Sound silly? It is, but it will protect you in the long run.
So basically, anytime you are making a major decision for your company (i.e. I’m considering investing into a new marketing software right now, this should be documented in my corporate “minutes”) you need to have a record of this, signed by you as the owner member.
Make sure that your LLC is properly capitalized
This is just a fancy way for us lawyers to say that you have enough cash in the bank to pay your bills, and plan for a rainy day.
If you take all of your money out of the LLC every month, then it looks less and less like the LLC is separate and distinct from you personally.
Avoid commingling funds
Commingling funds is where you have to pay bills for the business, but you don’t have enough money to pay them. So you just pay them out of your personal checking account.

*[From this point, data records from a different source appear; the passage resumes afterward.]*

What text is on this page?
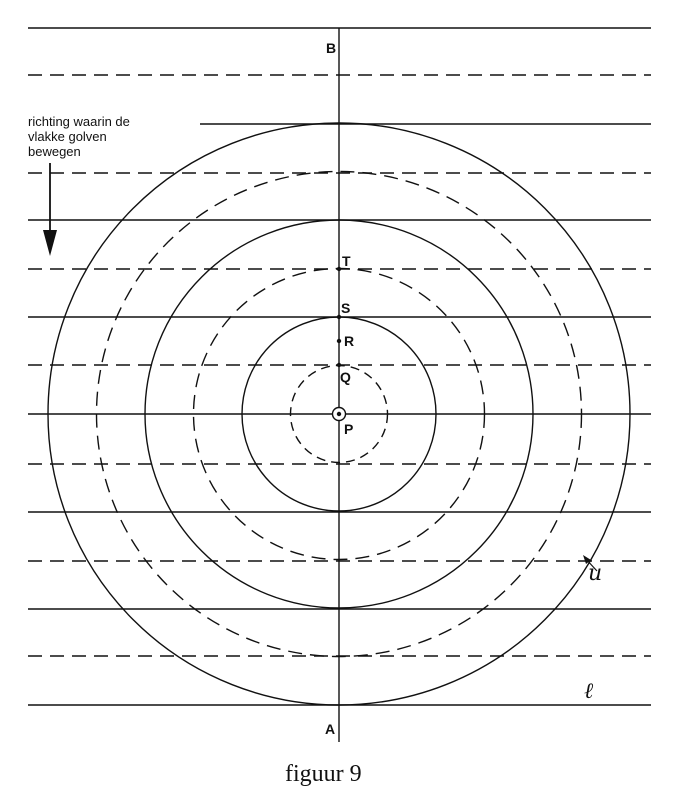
B
T
S
R
Q
P
A
richting waarin de
vlakke golven
bewegen
u
ℓ
figuur 9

To keep everything separate, you want to make sure all the business bills are paid out of the business. You want to pay your personal bills out of your personal funds.
If there isn’t enough in one or the other, then write yourself (or your business) a check and then pay the bills out of the appropriate account.
Sign your documents properly, especially ones that bind your LLC
Whenever you are signing a document that “binds” the business, you want to make sure that you sign that document in your capacity as the owner. So instead of just signing your name, you will list the name of the business, and then on the signature line you will write “BY: /s/Jane Smith, Owner”
Always make sure to include the name of the business, and write out your capacity as owner, member, etc. on the line that you sign.
This will make it clear that you are binding the company, not yourself personally.
So What’s the verdict on Single Member LLC’s?
Single Member LLC’s are a great vehicle for a startup business. Just make sure that you follow all the corporate formalities and treat your business just as you would if you had multiple partners.